Em busca do elo perdido

OPINIÃO - Raul Borges Guimarães

Data 17/10/2021
Horário 04:30

Este é o segundo ano consecutivo que comemoramos o Dia dos Professores distantes da sala de aula. Recebi muitas mensagens de ex-alunos, colegas de profissão e familiares, mas nenhuma manifestação foi capaz de preencher um vazio que fica no peito quando o espaço físico da escola deixa de ser a referência das nossas relações cotidianas. Refiro-me aos pequenos gestos, as trocas de olhar, o suspiro entre uma frase inacabada e o rabisco no quadro de giz, o pequeno detalhe que se alinhava de uma aula para a outra. Não tenho dúvidas que o professor é uma espécie de artesão que tece em conjunto com seus alunos um raro tapete persa, rico em detalhes que somente a convivência é capaz de completar.
Não é que deixamos de trabalhar durante estes tempos sombrios.
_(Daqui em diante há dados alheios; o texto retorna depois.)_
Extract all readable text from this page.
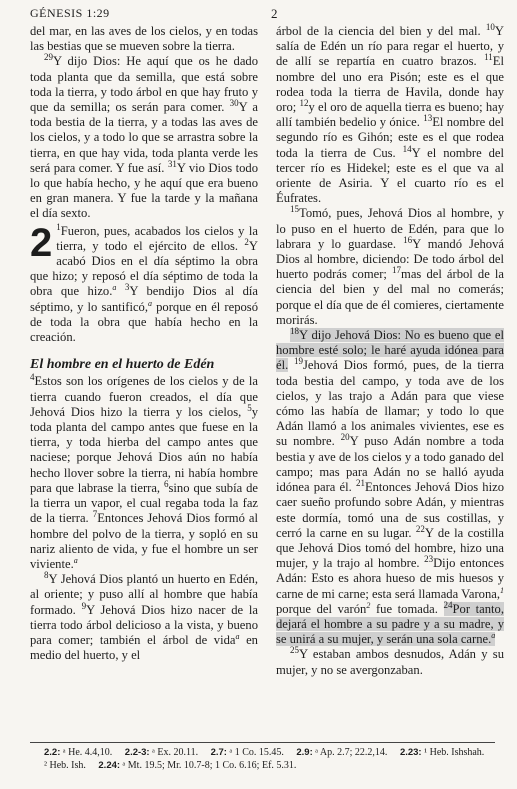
GÉNESIS 1:29	2

del mar, en las aves de los cielos, y en todas las bestias que se mueven sobre la tierra.

$^{29}$Y dijo Dios: He aquí que os he dado toda planta que da semilla, que está sobre toda la tierra, y todo árbol en que hay fruto y que da semilla; os serán para comer. $^{30}$Y a toda bestia de la tierra, y a todas las aves de los cielos, y a todo lo que se arrastra sobre la tierra, en que hay vida, toda planta verde les será para comer. Y fue así. $^{31}$Y vio Dios todo lo que había hecho, y he aquí que era bueno en gran manera. Y fue la tarde y la mañana el día sexto.

2 $^1$Fueron, pues, acabados los cielos y la tierra, y todo el ejército de ellos. $^2$Y acabó Dios en el día séptimo la obra que hizo; y reposó el día séptimo de toda la obra que hizo.$^a$ $^3$Y bendijo Dios al día séptimo, y lo santificó,$^a$ porque en él reposó de toda la obra que había hecho en la creación.

El hombre en el huerto de Edén

$^4$Estos son los orígenes de los cielos y de la tierra cuando fueron creados, el día que Jehová Dios hizo la tierra y los cielos, $^5$y toda planta del campo antes que fuese en la tierra, y toda hierba del campo antes que naciese; porque Jehová Dios aún no había hecho llover sobre la tierra, ni había hombre para que labrase la tierra, $^6$sino que subía de la tierra un vapor, el cual regaba toda la faz de la tierra. $^7$Entonces Jehová Dios formó al hombre del polvo de la tierra, y sopló en su nariz aliento de vida, y fue el hombre un ser viviente.$^a$

$^8$Y Jehová Dios plantó un huerto en Edén, al oriente; y puso allí al hombre que había formado. $^9$Y Jehová Dios hizo nacer de la tierra todo árbol delicioso a la vista, y bueno para comer; también el árbol de vida$^a$ en medio del huerto, y el

árbol de la ciencia del bien y del mal. $^{10}$Y salía de Edén un río para regar el huerto, y de allí se repartía en cuatro brazos. $^{11}$El nombre del uno era Pisón; este es el que rodea toda la tierra de Havila, donde hay oro; $^{12}$y el oro de aquella tierra es bueno; hay allí también bedelio y ónice. $^{13}$El nombre del segundo río es Gihón; este es el que rodea toda la tierra de Cus. $^{14}$Y el nombre del tercer río es Hidekel; este es el que va al oriente de Asiria. Y el cuarto río es el Éufrates.

$^{15}$Tomó, pues, Jehová Dios al hombre, y lo puso en el huerto de Edén, para que lo labrara y lo guardase. $^{16}$Y mandó Jehová Dios al hombre, diciendo: De todo árbol del huerto podrás comer; $^{17}$mas del árbol de la ciencia del bien y del mal no comerás; porque el día que de él comieres, ciertamente morirás.

$^{18}$Y dijo Jehová Dios: No es bueno que el hombre esté solo; le haré ayuda idónea para él. $^{19}$Jehová Dios formó, pues, de la tierra toda bestia del campo, y toda ave de los cielos, y las trajo a Adán para que viese cómo las había de llamar; y todo lo que Adán llamó a los animales vivientes, ese es su nombre. $^{20}$Y puso Adán nombre a toda bestia y ave de los cielos y a todo ganado del campo; mas para Adán no se halló ayuda idónea para él. $^{21}$Entonces Jehová Dios hizo caer sueño profundo sobre Adán, y mientras este dormía, tomó una de sus costillas, y cerró la carne en su lugar. $^{22}$Y de la costilla que Jehová Dios tomó del hombre, hizo una mujer, y la trajo al hombre. $^{23}$Dijo entonces Adán: Esto es ahora hueso de mis huesos y carne de mi carne; esta será llamada Varona,$^1$ porque del varón$^2$ fue tomada. $^{24}$Por tanto, dejará el hombre a su padre y a su madre, y se unirá a su mujer, y serán una sola carne.$^a$

$^{25}$Y estaban ambos desnudos, Adán y su mujer, y no se avergonzaban.

2.2: ᵃ He. 4.4,10. 2.2-3: ᵃ Ex. 20.11. 2.7: ᵃ 1 Co. 15.45. 2.9: ᵃ Ap. 2.7; 22.2,14. 2.23: ¹ Heb. Ishshah.
² Heb. Ish. 2.24: ᵃ Mt. 19.5; Mr. 10.7-8; 1 Co. 6.16; Ef. 5.31.
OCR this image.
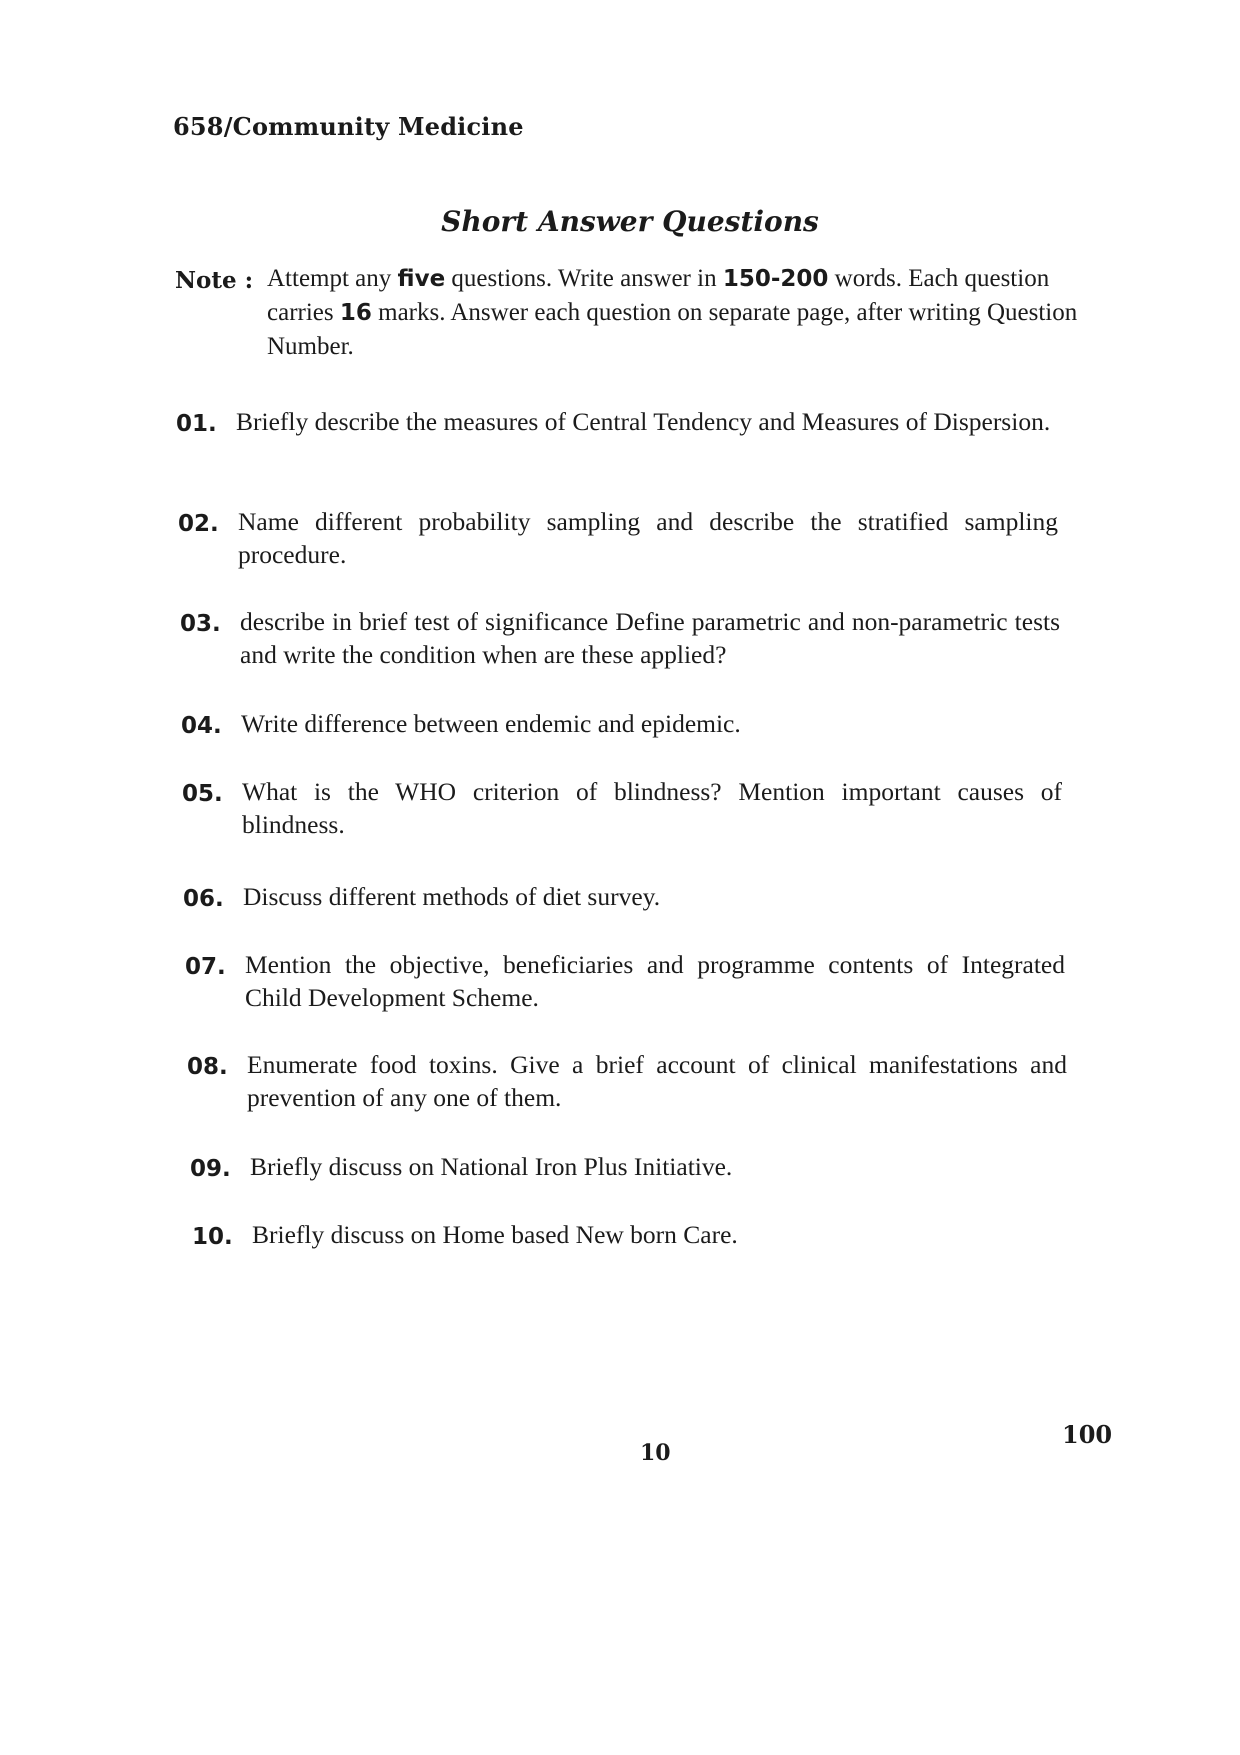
658/Community Medicine
Short Answer Questions
Note : Attempt any five questions. Write answer in 150-200 words. Each question carries 16 marks. Answer each question on separate page, after writing Question Number.
01. Briefly describe the measures of Central Tendency and Measures of Dispersion.
02. Name different probability sampling and describe the stratified sampling procedure.
03. describe in brief test of significance Define parametric and non-parametric tests and write the condition when are these applied?
04. Write difference between endemic and epidemic.
05. What is the WHO criterion of blindness? Mention important causes of blindness.
06. Discuss different methods of diet survey.
07. Mention the objective, beneficiaries and programme contents of Integrated Child Development Scheme.
08. Enumerate food toxins. Give a brief account of clinical manifestations and prevention of any one of them.
09. Briefly discuss on National Iron Plus Initiative.
10. Briefly discuss on Home based New born Care.
100
10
Muito pelo contrário, arrisco a dizer que a jornada dos professores durante a pandemia quase dobrou porque o encontro com nossos alunos precisou acontecer de alguma forma (sabemos muito bem a que custo!). Dizem que a incorporação de ferramentas digitais e ambientes remotos acelerou cinco anos em poucos meses, mesmo às custas de deixar muitos alunos para trás e deteriorar a saúde mental da comunidade escolar…E, assim, completamos a travessia.
Já é muito tarde. Ouso desligar o computador. Ele foi meu companheiro de muitas horas de trabalho e vai saber esperar. Não vou deixar as ferramentas digitais mandarem em mim. Pelo contrário, elas continuarão a ser úteis, aliás como sempre foram quaisquer inovações tecnológicas em nossa eterna prática docente híbrida. Mas sinto uma sensação muito boa ao pegar a folha de papel em branco, apontar um lápis de ponta bem macia com o canivete que ganhei do meu avô quando ainda era criança (faço questão de guardar esta relíquia no estojo de madeira que eu usava na escola no 4º ano primário!). 
Subitamente, eu me lembrei da querida professora Ausonia Donato, com quem de fato aprendi o que é ser um professor. Para ela, o planejamento começa com um folha de papel e a nossa ousadia de deixar o grafite deslizar pela superfície em branco. Sim, porque o trabalho do professor é sempre proximal, como nas lições de anatomia nas quais a parte do corpo referida se situa mais próxima de um centro ou de uma linha mediana, mas sempre é intangível. Estou falando da minha necessidade de saber lidar com as percepções e opiniões já formadas e do constante processo de estranhamento que o trabalho do professor desperta em mim. Venham meus alunos…Vamos continuar a bordar nosso lindo tapete persa?